Niet hun opvoeding maar hun genen maken kieskeurige eters van kinderen. Dat stellen onderzoekers van onder andere University College London op basis van een studie naar tweelingen. Ze onderzochten het eetgedrag van kinderen van 16 maanden tot 13 jaar en ontdekten dat voedselvoorkeuren in deze periode weinig veranderden. Kieskeurigheid piekt rond het zevende levensjaar en neemt daarna licht af.
Je wilt ze de kost niet moeten geven, de ouders die kampen met hoofdbrekens, angst en schuldgevoelens omdat hun kind een kieskeurige eter is.

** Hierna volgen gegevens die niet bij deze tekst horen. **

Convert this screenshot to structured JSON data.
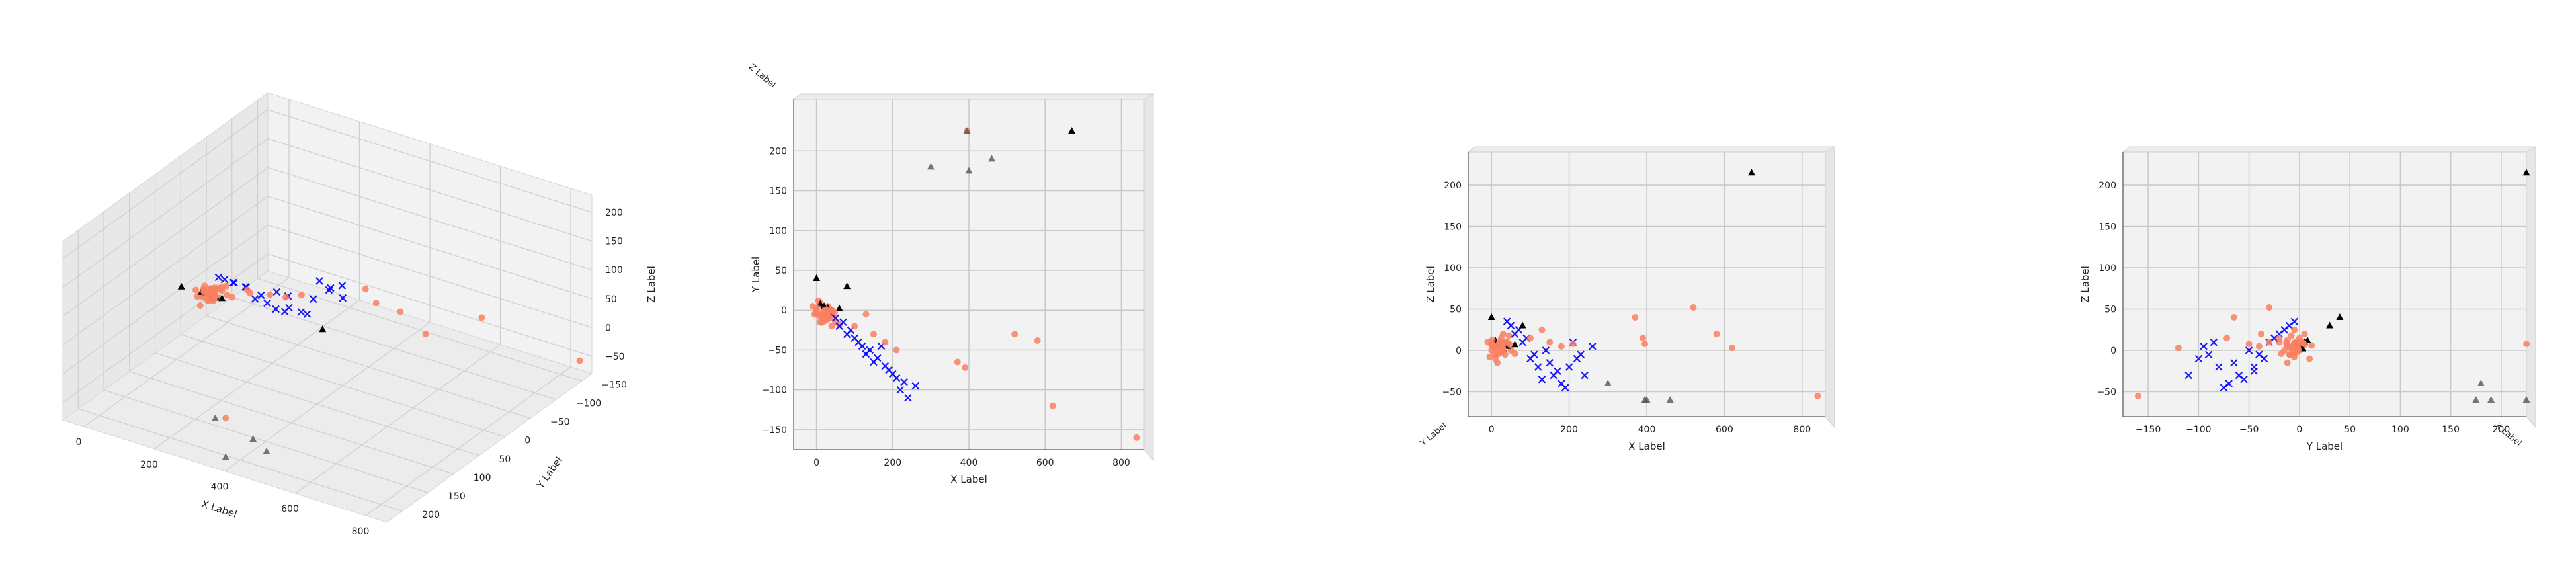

Het Britse onderzoek biedt een frisse blik op de traditionele gedachte dat opvoedingsstijlen primair verantwoordelijk zijn voor het eetgedrag van een kind. Ouders die toch al gebukt gaan onder zorgen over hun kieskeurige eters worden bestookt met talloze boeken en wetenschappelijke onderzoeken over het onderwerp. Ze worden bovendien overspoeld met tips van experts en krijgen advies, gevraagd of ongevraagd, van influencers en iedereen die ze tegenkomen.

Volgens de onderzoekers wordt 60% van de verschillen in kieskeurig eetgedrag al op een leeftijd van 16 maanden verklaard door genetische variatie. Dit percentage loopt op tot 74% tussen de 3 en 13 jaar. Dr. Zeynep Nas, gedragsgeneticus aan UCL, benadrukt dat ouders zichzelf niet de schuld moeten geven: “Het gaat echt om genetische verschillen tussen mensen en niet iets dat voortkomt uit ouderschap.”

Dat betekent niet dat ouders niets kunnen doen. De genetische invloed is groot, maar - vooral in de peutertijd - de omgeving speelt ook een rol. Gezinsmaaltijden en de soorten voeding die kinderen thuis krijgen voorgezet, hebben invloed op het eetgedrag van jonge kinderen. Volgens medeonderzoeker Alison Fildes van de Universiteit van Leeds kunnen ouders hun kinderen blijven ondersteunen door, vooral dus in de vroege jaren, een breed scala aan voedsel aan te bieden en dat regelmatig te herhalen. Naarmate kinderen ouder worden, nemen individuele ervaringen, zoals vriendschappen en leeftijdsgenoten, in belangrijkheid toe. Deze factoren verklaren nog eens ongeveer een kwart van de verschillen in kieskeurigheid tussen 7 en 13 jaar.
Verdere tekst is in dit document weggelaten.